Anis Matta meminta agar semua pihak tidak memandang perubahan koalisi ini seperti menonton drama cinta telenovela atau drama korea.
Pada Kanal Youtube Gelora TV dalam Program Anis Matta Menjawab Episode #12 dengan tema “Mengapa ada Perubahan Koalisi?“, Anis Matta menyampaikan “Kalau dulu kita suka nonton telenovela, kalau sekarang drakor, kau datang dan pergi sesuka hatimu. Jadi kita mesti memandang koalisi ini tidak seperti menonton drama cinta dalam telenovela atau drama korea,”
Dan jika memandang perubahan koalisi sekarang seperti drama cinta, maka ada pertemuan dan ada perpisahan.
“Sebab, jika kita memandanganya seperti drama cinta, nanti ada pertemuan, ada perpisahan, terus ada pengkhianatan. Ada yang pergi, dan ada yang ditinggalkan,” katanya.
Apabila semua orang memandang koalisi seperti drama cinta, maka akan ada penyebutan bahasa pengkhianatan, perselingkuhan, perceraian dan lain sebagainya.
Anis Matta pun sudah memprediksi hal ini sebelumnya bakal terjadi bahwa akan ada kejutan-kejutan di Pilpres di 2024, dimana salah satu sumber kejutannya adalah pembentukan format koalisi yang ada sekarang.
“Nah, sekarang kita melihat kejutan-kejutan ini terus muncul, koalisinya terus berubah-ubah. Jadi sebenarnya kalau ada yang membentuk koalisi perubahan, itu hanya cita-cita. Tapi perubahan koalisi, itu fakta dan akan terus berubah tergantung realitas politik,” katanya.
Sehingga diperlukan alat baca untuk memahami perubahan koalisi ini, yang dilakukan para pemimpin politik atau ketua umum partai politik (parpol). Partai Gelora, lanjutnya, punya kepentingan agar publik dapat memahami perubahan-perubahan yang terjadi dalam koalisi ini.
Menurut Anis Matta, ada dua pendekatan yang bisa menjadi tolok ukur dari perubahan koalisi ini, yakni pertama faktor sistem dan kedua faktor aktor, serta dilengkapi oleh faktor agama.
Faktor sistem dikarenakan Indonesia mengenal sistem multipartai, bukan dua partai. Apalagi di dalam pengusungan capres juga harus memenuhi ketentuan presidential treshold (PT) 20 persen.
“Dalam sistem kita sekarang itu, hanya ada satu partai yang bisa mencalonkan presiden seorang diri, sedangkan lainnya tidak cukup, sehingga harus koalisi.
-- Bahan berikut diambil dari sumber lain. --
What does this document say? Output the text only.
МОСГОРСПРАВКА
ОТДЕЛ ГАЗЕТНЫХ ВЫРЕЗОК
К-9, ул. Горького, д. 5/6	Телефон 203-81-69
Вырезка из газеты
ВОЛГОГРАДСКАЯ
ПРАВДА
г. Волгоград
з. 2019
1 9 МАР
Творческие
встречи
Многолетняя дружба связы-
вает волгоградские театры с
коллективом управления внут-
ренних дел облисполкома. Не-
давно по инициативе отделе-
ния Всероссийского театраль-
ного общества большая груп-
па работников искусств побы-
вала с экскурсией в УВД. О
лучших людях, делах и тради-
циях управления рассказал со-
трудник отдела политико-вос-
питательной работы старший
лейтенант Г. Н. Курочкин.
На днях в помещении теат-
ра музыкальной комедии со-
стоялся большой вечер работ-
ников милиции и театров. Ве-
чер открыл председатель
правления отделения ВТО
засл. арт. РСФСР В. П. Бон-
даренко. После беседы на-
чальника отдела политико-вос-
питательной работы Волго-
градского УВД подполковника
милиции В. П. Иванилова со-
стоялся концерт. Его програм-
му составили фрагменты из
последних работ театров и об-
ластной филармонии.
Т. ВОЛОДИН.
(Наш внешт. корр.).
Tapi pada prinsipnya, antara parlementer dan presidensial, koalisi itu adalah keniscayaan,” jelasnya.
Perbedaannya, dalam parlementer, koalisi bertujuan untuk membentuk pemerintahan yang kuat dan bisa bubar setiap saat apabila tidak ada kesepakatan lagi.
Sedangkan dalam sistem presidensial, berkoalisi hanya bertujuan untuk menetapkan capres dan calon wakil presiden (cawapres).
“Jadi kita harus memandang, bahwa koalisi dalam sistem politik itu harus dibentuk sejak awal dan berubah-ubah terus, karena kondisinya memaksa begitu. Sistem multipartai ini memaksa kita berkoalisi, dan kenapa PKB dan NasDem berkoalisi, ya karena cukup secara sistem,” katanya.
Anis Matta berpandangan seluruh partai di parlemen saat ini, memiliki value atau nilai, karena memiliki kursi dan bisa menentukan arah koalisi, berbeda dengan Partai Gelora sebagai partai pendatang baru.
“Secara rasional proses perubahan dalam format koalisi itu hal niscaya, itu fakta. Tapi kalau tidak ada treshold, maka setiap partai politik akan punya capresnya sendiri-sendiri,” kata Ketua Umum Partai Gelora, yang mendapatkan nomor urut 7 sebagai peserta Pemilu 2024
Sedangkan faktor aktor atau pelaku berperan untuk memaksa sistem tersebut berkoalisi, meski koalisi itu suatu keniscayaan. Hal itu bisa terjadi sebelum dan sesudah Pilpres. Artinya, bahwa format koalisi itu sebenarnya adalah tabiat dari para aktor tersebut.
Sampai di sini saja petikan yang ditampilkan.